The founding history is engraved above the western portal. Stefan, a son of the Grand Prince of ZetaVukan Nemanjić (r. 1190-1207), founded the monastery in 1252, possibly on his own lands (appanage).[1] The region was under the rule of the Nemanjić dynasty and the founder himself was grandson of Stefan Nemanja, father of the Serbian statehood.[1]
The monastery was burned by the Ottomans for the first time in 1505, during a turbulent period of insurgency in Montenegro. The monks took shelter in Vasojevići. It was abandoned for the next seventy years. Thanks to a moderate political climate established by Sokollu Mehmed Pasha rebuilding started in 1574 and ended in 1580. Reconstruction itself was led by monks Tomo and Mojsije, and financially supported by the local population, especially knez Vukić Vučetić.[2]Vuk Stefanović Karadžić, great reformer of the Serbian language and collector of Serbian epic poems, recorded two poems regarding the Sack of Kolašin, in which in the beginning Novica Cerović and Serdar Milan drink wine together besides the white church in Morača.[3]
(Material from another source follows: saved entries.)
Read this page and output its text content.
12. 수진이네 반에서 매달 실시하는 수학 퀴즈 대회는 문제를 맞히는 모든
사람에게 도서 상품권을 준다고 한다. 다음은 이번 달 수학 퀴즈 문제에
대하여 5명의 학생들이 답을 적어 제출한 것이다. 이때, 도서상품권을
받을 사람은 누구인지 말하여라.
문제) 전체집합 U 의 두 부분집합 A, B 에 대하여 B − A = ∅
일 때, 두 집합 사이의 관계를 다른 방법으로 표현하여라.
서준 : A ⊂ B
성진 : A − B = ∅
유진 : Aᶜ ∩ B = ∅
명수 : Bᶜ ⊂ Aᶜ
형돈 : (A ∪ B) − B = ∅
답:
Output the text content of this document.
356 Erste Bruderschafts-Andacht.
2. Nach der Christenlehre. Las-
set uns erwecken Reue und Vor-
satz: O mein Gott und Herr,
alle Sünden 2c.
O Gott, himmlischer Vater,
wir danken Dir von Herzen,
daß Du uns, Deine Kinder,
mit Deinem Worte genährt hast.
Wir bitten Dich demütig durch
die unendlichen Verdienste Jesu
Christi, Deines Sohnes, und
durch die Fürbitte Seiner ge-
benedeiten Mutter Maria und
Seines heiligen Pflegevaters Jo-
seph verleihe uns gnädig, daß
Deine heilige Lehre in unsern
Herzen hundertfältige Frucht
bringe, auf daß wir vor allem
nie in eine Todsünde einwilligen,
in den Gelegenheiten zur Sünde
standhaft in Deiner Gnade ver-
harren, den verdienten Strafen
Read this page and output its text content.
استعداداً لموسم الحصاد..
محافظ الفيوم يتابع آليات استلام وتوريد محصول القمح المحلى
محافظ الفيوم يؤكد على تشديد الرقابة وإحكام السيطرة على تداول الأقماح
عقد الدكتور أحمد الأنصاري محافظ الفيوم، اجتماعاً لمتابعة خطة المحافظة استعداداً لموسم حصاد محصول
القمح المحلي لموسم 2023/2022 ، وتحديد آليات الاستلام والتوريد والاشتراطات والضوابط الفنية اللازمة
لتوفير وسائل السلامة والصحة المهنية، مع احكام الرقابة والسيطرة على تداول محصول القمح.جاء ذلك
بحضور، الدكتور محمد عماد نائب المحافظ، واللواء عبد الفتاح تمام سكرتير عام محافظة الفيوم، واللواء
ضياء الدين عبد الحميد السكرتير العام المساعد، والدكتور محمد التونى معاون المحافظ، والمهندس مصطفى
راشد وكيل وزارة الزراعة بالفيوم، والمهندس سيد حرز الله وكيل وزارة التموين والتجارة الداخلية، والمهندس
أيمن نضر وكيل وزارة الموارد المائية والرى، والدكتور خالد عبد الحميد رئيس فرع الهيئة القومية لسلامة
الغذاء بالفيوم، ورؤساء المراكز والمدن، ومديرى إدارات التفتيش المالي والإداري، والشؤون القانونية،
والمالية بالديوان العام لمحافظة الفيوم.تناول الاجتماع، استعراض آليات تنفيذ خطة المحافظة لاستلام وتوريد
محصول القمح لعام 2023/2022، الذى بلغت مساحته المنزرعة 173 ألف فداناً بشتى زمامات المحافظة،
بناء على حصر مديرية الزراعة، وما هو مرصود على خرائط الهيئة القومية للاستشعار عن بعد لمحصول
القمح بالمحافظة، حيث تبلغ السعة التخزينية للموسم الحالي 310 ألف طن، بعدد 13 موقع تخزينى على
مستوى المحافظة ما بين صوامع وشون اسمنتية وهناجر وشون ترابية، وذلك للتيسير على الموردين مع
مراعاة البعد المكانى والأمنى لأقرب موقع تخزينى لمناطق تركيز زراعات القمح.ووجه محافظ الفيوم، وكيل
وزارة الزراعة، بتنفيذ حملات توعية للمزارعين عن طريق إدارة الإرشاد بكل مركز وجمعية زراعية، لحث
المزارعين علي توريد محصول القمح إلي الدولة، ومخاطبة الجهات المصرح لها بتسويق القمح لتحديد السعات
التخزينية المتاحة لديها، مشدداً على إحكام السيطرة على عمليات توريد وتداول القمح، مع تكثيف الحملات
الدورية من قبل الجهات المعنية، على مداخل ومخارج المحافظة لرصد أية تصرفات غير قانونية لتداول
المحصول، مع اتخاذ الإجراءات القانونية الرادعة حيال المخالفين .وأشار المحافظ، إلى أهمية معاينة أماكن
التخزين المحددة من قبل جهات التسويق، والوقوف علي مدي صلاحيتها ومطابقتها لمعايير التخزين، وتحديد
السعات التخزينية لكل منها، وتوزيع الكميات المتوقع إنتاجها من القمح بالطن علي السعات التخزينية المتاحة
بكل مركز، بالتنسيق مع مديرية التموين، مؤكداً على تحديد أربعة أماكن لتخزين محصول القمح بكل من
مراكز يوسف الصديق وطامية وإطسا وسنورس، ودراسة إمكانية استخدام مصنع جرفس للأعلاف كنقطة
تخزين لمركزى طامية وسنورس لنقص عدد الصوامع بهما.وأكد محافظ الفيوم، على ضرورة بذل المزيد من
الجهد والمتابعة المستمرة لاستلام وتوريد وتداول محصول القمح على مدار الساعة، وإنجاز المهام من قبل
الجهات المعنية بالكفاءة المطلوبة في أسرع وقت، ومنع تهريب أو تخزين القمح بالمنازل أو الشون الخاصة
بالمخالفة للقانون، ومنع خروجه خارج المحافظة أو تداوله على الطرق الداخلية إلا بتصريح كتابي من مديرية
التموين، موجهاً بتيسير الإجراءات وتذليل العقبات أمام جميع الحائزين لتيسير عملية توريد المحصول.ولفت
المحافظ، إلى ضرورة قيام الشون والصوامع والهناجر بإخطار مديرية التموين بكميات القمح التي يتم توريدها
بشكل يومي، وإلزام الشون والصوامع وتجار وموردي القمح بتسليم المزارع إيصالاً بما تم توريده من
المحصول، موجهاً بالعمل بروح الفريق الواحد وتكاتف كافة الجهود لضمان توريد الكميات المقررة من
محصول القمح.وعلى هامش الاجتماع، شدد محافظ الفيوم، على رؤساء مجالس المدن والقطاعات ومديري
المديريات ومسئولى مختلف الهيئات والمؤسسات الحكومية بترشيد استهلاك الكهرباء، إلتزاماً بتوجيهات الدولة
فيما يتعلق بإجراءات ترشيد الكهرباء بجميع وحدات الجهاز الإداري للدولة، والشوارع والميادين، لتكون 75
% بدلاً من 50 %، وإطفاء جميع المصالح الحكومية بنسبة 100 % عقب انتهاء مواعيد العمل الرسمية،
In July 1944, during World War II, a third session of the Yugoslav land assembly was held at the monastery, in which Montenegrin communists demanded that "the separate mention of the Bay of Kotor be excluded" (resulting in its incorporation into PR Montenegro).[4]
Architecture and art
The main sanctuary (katholikon) is a big one-nave church built in the Rascian style,[5] which developed from 1170 as first of three major artistic and architectural schools of medieval Serbia (also visible in Studenica, Mileševa, Sopoćani, Arilje and, as regards Montenegro, in Berane and Bijelo Polje).
The two main portals are in Romanesque style. The church is devoted to the Assumption of Mary, while a minor chapel is devoted to Saint Nicholas.
Besides architecture, frescoes are also of special importance. The oldest are eleven compositions representing the life of prophet Elias and date back to the 13th century. They show conservative traits, with late-Comnenian figure schemes and architectural motifs of heavy and solid blocks, similar in manner to the frescoes of Sopoćani (Serbia).[6] The others are less preserved and date back to the 16th century. Among them it is worth mentioning two notable Last Judgement depictions, a Paradise and the Bosom of Abraham and Satan on the Two-Headed Beast, both dated 1577-8.[7]
During the Ottoman annexation of the region in the first half of the 16th century, part of the original fresco cycle was damaged or lost.